O coronavírus e a economia no Brasil: quais opções?


Abrindo espaço aqui no blog para um texto do professor do Curso de Economia Ecológica da Universidade Federal do Ceará (UFC), Aécio Oliveira.
Ele reflete sobre cenários possíveis durante a pandemia: alocar recursos para salvar vidas ou alocar recursos para criar condições de crescimento econômico.





Introdução


Assiste-se no mundo à fragilidade das economias de mercado e à importância do Estado na mitigação dos efeitos negativos causados pelo COVID-19. O setor privado incapaz de agir fica passivamente aguardando a intervenção estatal para induzir a recuperação da economia. Nada garante que essa desejada recuperação vá ocorrer porque tudo depende da dinâmica da evolução do coronavírus.

Ao mesmo tempo, a sociedade percebe que o sistema de saúde não está preparado para um aumento abrupto de demanda por leitos, UTI, equipamentos e serviços laboratoriais, em uma situação de emergência. Se a economia estiver em processo de estagnação, qual a decisão mais sensata? Alocar recursos para estimular o crescimento econômico ou destiná-los à compra de meios para equipar as unidades de saúde para enfrentar uma iminente onda pandêmica?

Duas situações excludentes poderiam ser apresentadas em virtude do COVID-19: alocar recursos para salvar vidas ou alocar recursos para criar condições de crescimento econômico. A vontade de governantes ultraliberais é recorrer ao mercado para encontrar uma solução. Certamente, sua escolha recairia no sentido da utilização de recursos para alavancar a economia porque, dentro dessa concepção de mundo e de vida, empregos seriam criados, salários seriam pagos e as pessoas cuidariam de sua própria saúde. Com essa escolha as pessoas teriam ampla liberdade para continuar ou retomar suas atividades econômicas e sociais. No entanto, caso os meios disponíveis em termos de pessoal, equipamentos, materiais e instalações hospitalares não fossem suficientes para atender um número muito grande de pessoas contaminadas, em locais adequados e no momento clinicamente correto, seria uma escolha genocida.

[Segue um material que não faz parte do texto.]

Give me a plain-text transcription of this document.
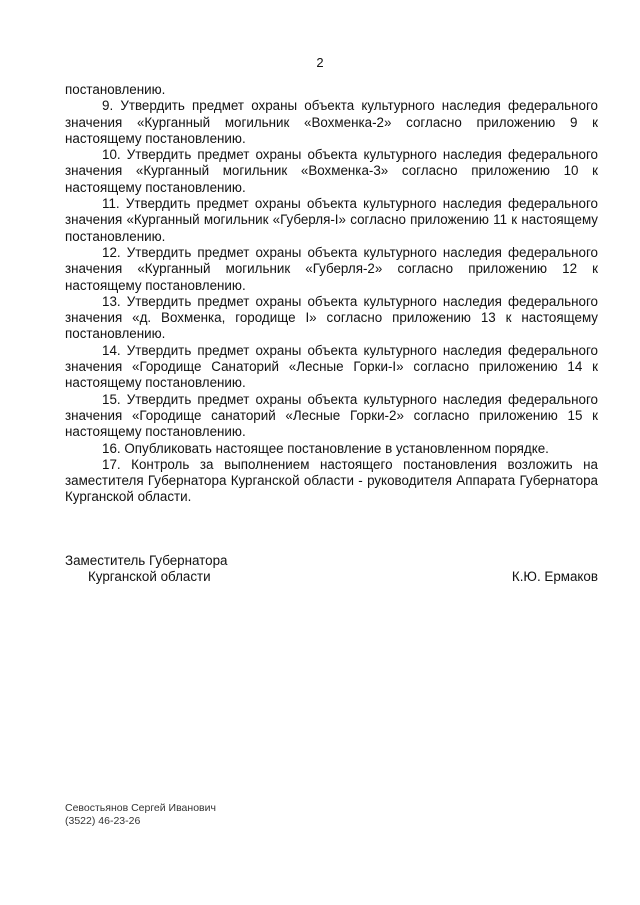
2

постановлению.

9. Утвердить предмет охраны объекта культурного наследия федерального значения «Курганный могильник «Вохменка-2» согласно приложению 9 к настоящему постановлению.

10. Утвердить предмет охраны объекта культурного наследия федерального значения «Курганный могильник «Вохменка-3» согласно приложению 10 к настоящему постановлению.

11. Утвердить предмет охраны объекта культурного наследия федерального значения «Курганный могильник «Губерля-I» согласно приложению 11 к настоящему постановлению.

12. Утвердить предмет охраны объекта культурного наследия федерального значения «Курганный могильник «Губерля-2» согласно приложению 12 к настоящему постановлению.

13. Утвердить предмет охраны объекта культурного наследия федерального значения «д. Вохменка, городище I» согласно приложению 13 к настоящему постановлению.

14. Утвердить предмет охраны объекта культурного наследия федерального значения «Городище Санаторий «Лесные Горки-I» согласно приложению 14 к настоящему постановлению.

15. Утвердить предмет охраны объекта культурного наследия федерального значения «Городище санаторий «Лесные Горки-2» согласно приложению 15 к настоящему постановлению.

16. Опубликовать настоящее постановление в установленном порядке.

17. Контроль за выполнением настоящего постановления возложить на заместителя Губернатора Курганской области - руководителя Аппарата Губернатора Курганской области.

Заместитель Губернатора
Курганской области	К.Ю. Ермаков
Севостьянов Сергей Иванович
(3522) 46-23-26
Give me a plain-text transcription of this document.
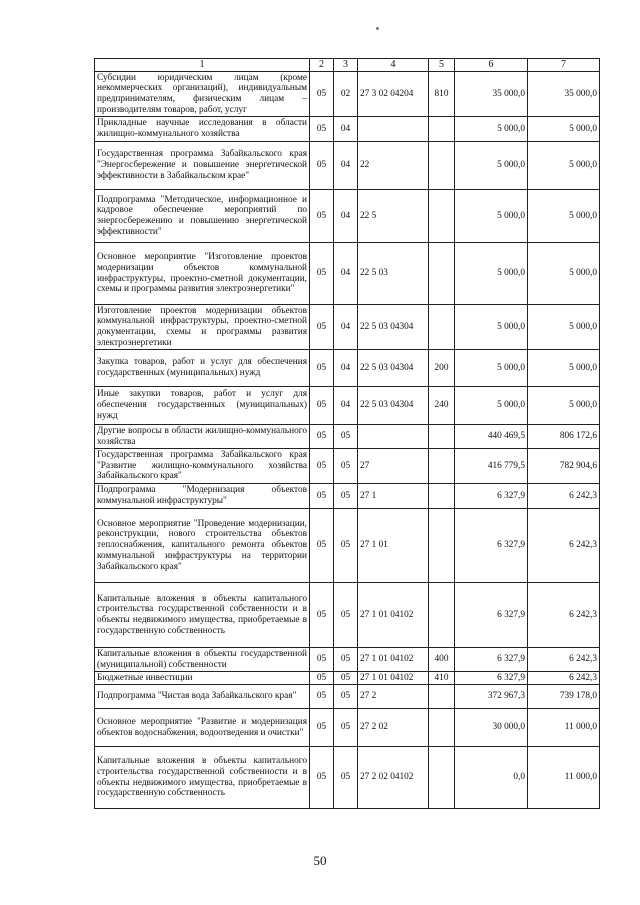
1	2	3	4	5	6	7
Субсидии юридическим лицам (кроме некоммерческих организаций), индивидуальным предпринимателям, физическим лицам – производителям товаров, работ, услуг	05	02	27 3 02 04204	810	35 000,0	35 000,0
Прикладные научные исследования в области жилищно-коммунального хозяйства	05	04			5 000,0	5 000,0
Государственная программа Забайкальского края "Энергосбережение и повышение энергетической эффективности в Забайкальском крае"	05	04	22		5 000,0	5 000,0
Подпрограмма "Методическое, информационное и кадровое обеспечение мероприятий по энергосбережению и повышению энергетической эффективности"	05	04	22 5		5 000,0	5 000,0
Основное мероприятие "Изготовление проектов модернизации объектов коммунальной инфраструктуры, проектно-сметной документации, схемы и программы развития электроэнергетики"	05	04	22 5 03		5 000,0	5 000,0
Изготовление проектов модернизации объектов коммунальной инфраструктуры, проектно-сметной документации, схемы и программы развития электроэнергетики	05	04	22 5 03 04304		5 000,0	5 000,0
Закупка товаров, работ и услуг для обеспечения государственных (муниципальных) нужд	05	04	22 5 03 04304	200	5 000,0	5 000,0
Иные закупки товаров, работ и услуг для обеспечения государственных (муниципальных) нужд	05	04	22 5 03 04304	240	5 000,0	5 000,0
Другие вопросы в области жилищно-коммунального хозяйства	05	05			440 469,5	806 172,6
Государственная программа Забайкальского края "Развитие жилищно-коммунального хозяйства Забайкальского края"	05	05	27		416 779,5	782 904,6
Подпрограмма "Модернизация объектов коммунальной инфраструктуры"	05	05	27 1		6 327,9	6 242,3
Основное мероприятие "Проведение модернизации, реконструкции, нового строительства объектов теплоснабжения, капитального ремонта объектов коммунальной инфраструктуры на территории Забайкальского края"	05	05	27 1 01		6 327,9	6 242,3
Капитальные вложения в объекты капитального строительства государственной собственности и в объекты недвижимого имущества, приобретаемые в государственную собственность	05	05	27 1 01 04102		6 327,9	6 242,3
Капитальные вложения в объекты государственной (муниципальной) собственности	05	05	27 1 01 04102	400	6 327,9	6 242,3
Бюджетные инвестиции	05	05	27 1 01 04102	410	6 327,9	6 242,3
Подпрограмма "Чистая вода Забайкальского края"	05	05	27 2		372 967,3	739 178,0
Основное мероприятие "Развитие и модернизация объектов водоснабжения, водоотведения и очистки"	05	05	27 2 02		30 000,0	11 000,0
Капитальные вложения в объекты капитального строительства государственной собственности и в объекты недвижимого имущества, приобретаемые в государственную собственность	05	05	27 2 02 04102		0,0	11 000,0
50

A escolha pela economia desconsidera o problema ético de salvar vidas. Este seria o argumento central para justificar a alocação de recursos na ampliação das condições de atendimento dos contaminados pelo COVID-19. Mas, essa escolha teria sérias implicações na dinâmica da sociedade em virtude da parada geral da economia. Ocorreriam falências, o desemprego aumentaria, os salários de empregados e a renda de autônomos cairiam; haveria aumento da pobreza e da fome; e outras doenças afetariam os segmentos mais vulneráveis. Toda o esforço para salvar vidas seria em vão.

É possível um meio termo?

Salvar pessoas ou salvar a economia?Ou ambos?

 





 1º Cenário: salvar a economia, sem medidas de apoio para salvar vidas.

Nesse caso, a vida social continuaria como antes, com as pessoas circulando livremente, principalmente nos locais de compras, dando vazão ao consumismo que é típico das sociedades modernas. Todas as empresas funcionando: transporte terrestre e aéreo de carga e de passageiros, shoppings, lojas abertas, empregos garantidos... A economia de mercado está salva.

Por outro lado, a liberdade de circulação põe em risco a vida de muita gente. A exposição ao vírus levaria à contaminações generalizadas, enorme pressão sobre os serviços de saúde (colapso do sistema de internamento hospitalar e de serviços médicos gerais) e um crescente número de óbitos.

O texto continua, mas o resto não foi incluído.